92 Pa. Super. 185 | Pa. Super. Ct. | 1927

Argued October 13, 1927. The defense to the plaintiff's claim was that there was no privity of contract between him and the defendant, and that the agency of Watkins, relied on by the plaintiff, was not proven. That the latter owned a patent for an improved grate bar to be used in boilers, described as the "Bridge-grate," is not disputed; nor is there any contradiction that the contract of March 10, 1925, between the patentee and the defendant company granting a license to the latter to use the grate bar patent, was entered into for the company by Galligan its treasurer. There is also direct affirmative evidence that the defendant operated under the license, and this is not contradicted. It is sufficiently established, therefore, that the defendant was making use of the Watkins patent under authority of the contract referred to. One of the provisions of that contract was that if "Any change or additions are deemed necessary to improve or develop the field for said Bridge grate, the patterns needed for said improvement shall be paid by the licensee, provided said licensee shall approve the said improvement." Pursuant to this provision of the contract, the president of the Company, under date of March 28, 1925, wrote as follows to Watkins, the patentee: "We authorize you to make the necessary changes in the patterns to the front piece added to our usual form of grate to enable us to place the grate on the present bearing bars removing the same. As we understand it this will necessitate a pattern for the 10 and 11 inch foot bridges and one saddle. Very truly yours, Marine-Galligan Co., John D. Marine, President."

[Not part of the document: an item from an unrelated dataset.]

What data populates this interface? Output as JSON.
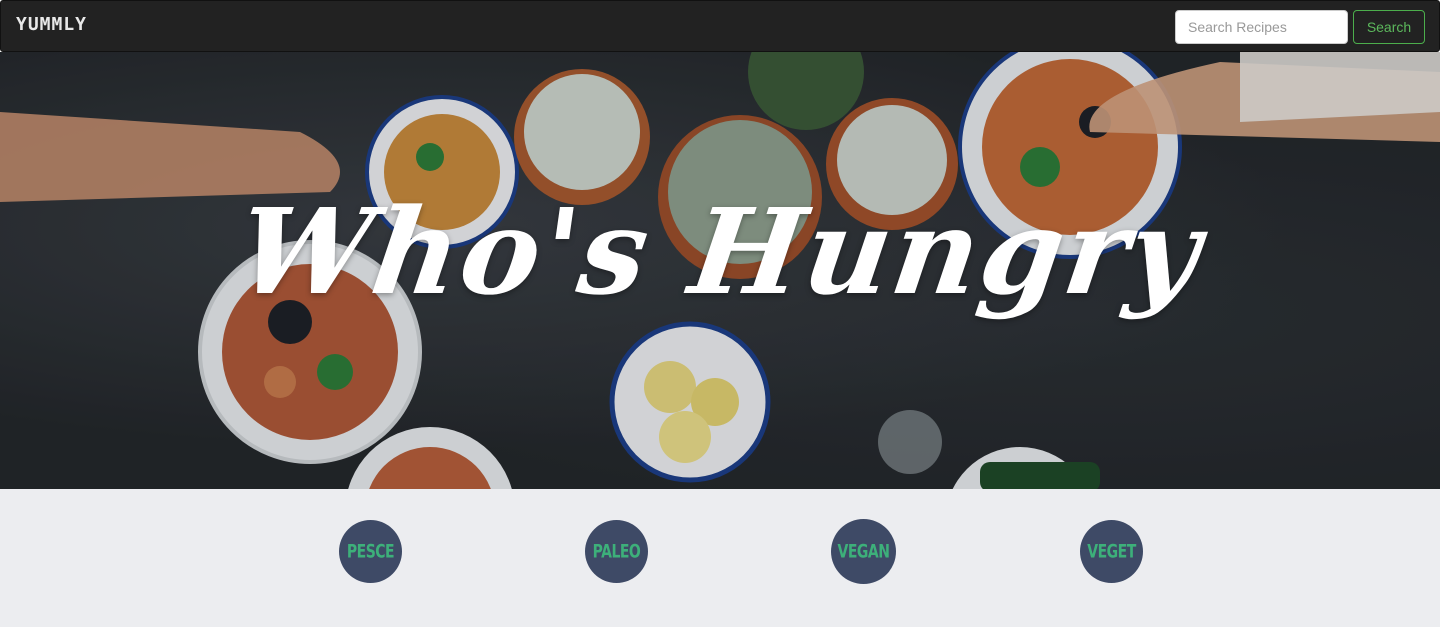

The testimony of Watkins shows that he applied to the plaintiff to make the patterns contemplated in the *188 letter of the president of the defendant company, above quoted; and that the patterns were provided by the plaintiff; that they were received by the defendant and used by it in the subsequent manufacture of the Bridge-grate bars; that the defendant sold the grate bars in their business thereafter. On the evidence thus briefly stated, the trial judge, who heard the case without a jury, found in favor of the plaintiff. As there was no evidence showing what the authority of the officers of the defendant company was, nor an exhibit of the charter or by-laws under which it was doing business, we regard the conclusion of the court as well supported. Under the evidence presented, if it be conceded that the authority of the president and the treasurer to sign the contracts with Watkins does not appear, there is no dispute about the fact that the defendant accepted the benefits of those contracts. The principle is well established that where one adopts a contract entered into without his authority he must adopt it wholly. He may not ratify the beneficial part and reject the remainder: Hartzell v. Ebbvale Mining Co., 239 Pa. St. 602; Mundorff v. Wickersham,63 Pa. 87; Wheeler Wilson Co. v. Aughey, 144 Pa. 398; Benjamin v. Holgate, 51 Pa. Super. 104. The evidence shows that at the time the contract authorizing the defendant to use the patent was entered into, a discussion was had with the representatives of the defendant with respect to the advisability of the change in the grate bars, and that the direction to Watkins to make the change was pursuant to the discussion on that subject.

The evidence supports the finding that Watkins was authorized to procure the necessary patterns and that when procured they were accepted by the defendant and used in its business. The conclusion properly followed that under the case as presented the defendant was bound to the pattern maker for the value of his work.